Why Voice Prompting Fits Cursor's Workflow
Cursor is built around a chat panel where you describe what you want changed in plain English, and the AI edits your code accordingly. That's fundamentally a writing task disguised as coding, and writing detailed instructions by hand is slow: typing runs around 40 words per minute for most people, speaking runs close to 150. The more context you give Cursor's model, edge cases, naming conventions, why a function needs to change, the better the output, and dictating that context is dramatically faster than typing it. Scrybapp works directly inside Cursor's prompt box since it types at the OS level rather than through an app-specific plugin.
What You'll Learn
- How to use Apple's built-in Dictation inside Cursor's chat panel
- Why it falls short for detailed prompts with code references
- How to set up Scrybapp for fast, accurate prompting in Cursor
- Practical tips for dictating prompts that mix natural language and code
Method 1: Apple Dictation Inside Cursor
Setting It Up
Turn on Dictation in System Settings > Keyboard > Dictation and set a shortcut, the default is double-tapping Fn. In Cursor, click into the chat or inline prompt box, trigger Dictation, and speak your instruction. It transcribes directly into the same input field you'd otherwise type into.
Limitations
- Breaks on pauses — thinking through a prompt naturally involves pauses, and Apple Dictation often stops listening mid-sentence during them, see why Apple Dictation keeps stopping for the underlying cause.
- Poor handling of code terms — function names, variable names, and library terms get autocorrected into nearby dictionary words more often than not.
- Manual punctuation is awkward for prompts — saying "comma" and "period" out loud while describing a bug is disruptive to explaining the actual problem.
- No context across a long explanation — Apple Dictation processes speech in short chunks, so a multi-sentence explanation of a refactor loses coherence compared to a single continuous transcription.
Method 2: Using Scrybapp to Dictate Cursor Prompts
Why Scrybapp Is Ideal For This
Scrybapp runs a Whisper model locally and transcribes full sentences with inferred punctuation, so a detailed prompt, explaining what a function should do, what edge cases to handle, and why the current version fails, comes out as clean, readable text without you managing commands. Because Scrybapp operates system-wide rather than through a Cursor-specific integration, it works in the chat panel, the inline edit prompt, and the terminal, anywhere you'd normally type.
- Works everywhere — runs as a menu bar app, types into any active text field, no special integration needed.
- AI-powered accuracy — the Whisper model handles accents, jargon, and technical terms better than Apple's on-device model, including common programming vocabulary.
- 100% private — all processing happens on-device, so prompts describing proprietary code never leave your machine before you even send them to Cursor's model.
- One-time purchase — $19 once, no subscription.
Step-by-Step Setup
- Step 1: Download Scrybapp.
- Step 2: Grant microphone and accessibility permissions.

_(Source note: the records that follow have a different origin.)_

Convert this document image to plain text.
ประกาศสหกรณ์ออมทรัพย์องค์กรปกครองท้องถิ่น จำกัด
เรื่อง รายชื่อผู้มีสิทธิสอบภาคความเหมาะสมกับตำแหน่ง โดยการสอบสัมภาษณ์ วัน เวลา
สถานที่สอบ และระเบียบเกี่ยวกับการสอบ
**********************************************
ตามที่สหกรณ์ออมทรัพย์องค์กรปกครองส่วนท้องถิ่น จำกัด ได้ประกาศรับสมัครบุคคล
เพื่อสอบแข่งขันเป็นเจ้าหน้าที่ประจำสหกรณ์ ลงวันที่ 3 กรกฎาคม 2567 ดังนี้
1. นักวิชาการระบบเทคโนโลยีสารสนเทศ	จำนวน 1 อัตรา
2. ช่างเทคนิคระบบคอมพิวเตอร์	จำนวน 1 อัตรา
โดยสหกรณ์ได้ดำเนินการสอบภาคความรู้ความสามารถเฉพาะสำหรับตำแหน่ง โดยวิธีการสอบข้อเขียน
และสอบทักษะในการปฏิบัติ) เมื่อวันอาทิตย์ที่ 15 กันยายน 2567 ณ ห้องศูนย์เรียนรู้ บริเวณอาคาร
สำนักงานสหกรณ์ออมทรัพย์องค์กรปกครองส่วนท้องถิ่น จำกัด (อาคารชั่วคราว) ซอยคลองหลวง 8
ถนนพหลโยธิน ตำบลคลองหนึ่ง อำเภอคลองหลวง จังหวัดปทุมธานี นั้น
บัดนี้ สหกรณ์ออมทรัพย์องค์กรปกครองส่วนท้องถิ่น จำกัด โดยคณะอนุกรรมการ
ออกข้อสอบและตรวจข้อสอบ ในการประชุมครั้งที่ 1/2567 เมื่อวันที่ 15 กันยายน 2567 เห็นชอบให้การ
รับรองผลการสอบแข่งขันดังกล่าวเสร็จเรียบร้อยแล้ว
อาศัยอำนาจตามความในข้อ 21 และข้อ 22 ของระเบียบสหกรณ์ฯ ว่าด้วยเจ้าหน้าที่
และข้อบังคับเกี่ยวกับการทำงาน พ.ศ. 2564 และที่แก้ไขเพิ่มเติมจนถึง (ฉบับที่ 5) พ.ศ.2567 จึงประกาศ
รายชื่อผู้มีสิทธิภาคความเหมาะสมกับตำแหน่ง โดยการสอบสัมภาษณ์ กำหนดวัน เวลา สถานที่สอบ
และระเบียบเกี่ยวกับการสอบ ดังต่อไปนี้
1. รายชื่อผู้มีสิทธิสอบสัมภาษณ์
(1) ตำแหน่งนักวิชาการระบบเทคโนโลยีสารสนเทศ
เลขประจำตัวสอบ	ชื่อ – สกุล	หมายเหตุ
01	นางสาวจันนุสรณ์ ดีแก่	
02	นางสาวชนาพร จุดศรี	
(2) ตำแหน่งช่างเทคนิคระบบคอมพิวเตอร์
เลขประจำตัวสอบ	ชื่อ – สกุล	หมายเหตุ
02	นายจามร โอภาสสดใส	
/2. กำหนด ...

- Step 3: Choose your keyboard shortcut, Option+Space works well since it rarely conflicts with editor shortcuts.
- Step 4: Click into Cursor's chat panel or inline prompt, press the shortcut, and describe the change you want in full sentences.
- Step 5: Press again to stop, review the prompt text, and send it.
Prompting Tips for Mixed Natural Language and Code
Voice prompting works best in Cursor when you separate explanation from exact syntax. Dictate the "what" and "why", this function should return early if the user isn't authenticated, right now it throws instead, and type or paste the exact variable names, file paths, or code snippets that need to be precise. Whisper is accurate on spoken variable and function names most of the time, but for anything where an exact character match matters, like a specific import path, typing is safer than speaking. This mirrors the general pattern covered in voice coding for developers, dictation is a speed tool for explanation, not a replacement for precision typing.
If you split time between Cursor and a more traditional editor, the same shortcut and workflow carry over. Voice typing in VS Code uses an identical setup, since Scrybapp doesn't distinguish between editors, it just transcribes into whatever's focused. That consistency matters if you're switching between Cursor for AI-assisted work and VS Code for anything else during the same day, you're not relearning a workflow each time you swap windows.
Longer explanations dictated in one breath also tend to produce better AI output than short, clipped prompts typed one line at a time, mostly because you naturally include more reasoning and context when talking through a problem out loud. For a task like describing a multi-file refactor, that difference in prompt quality often matters more than the time saved typing.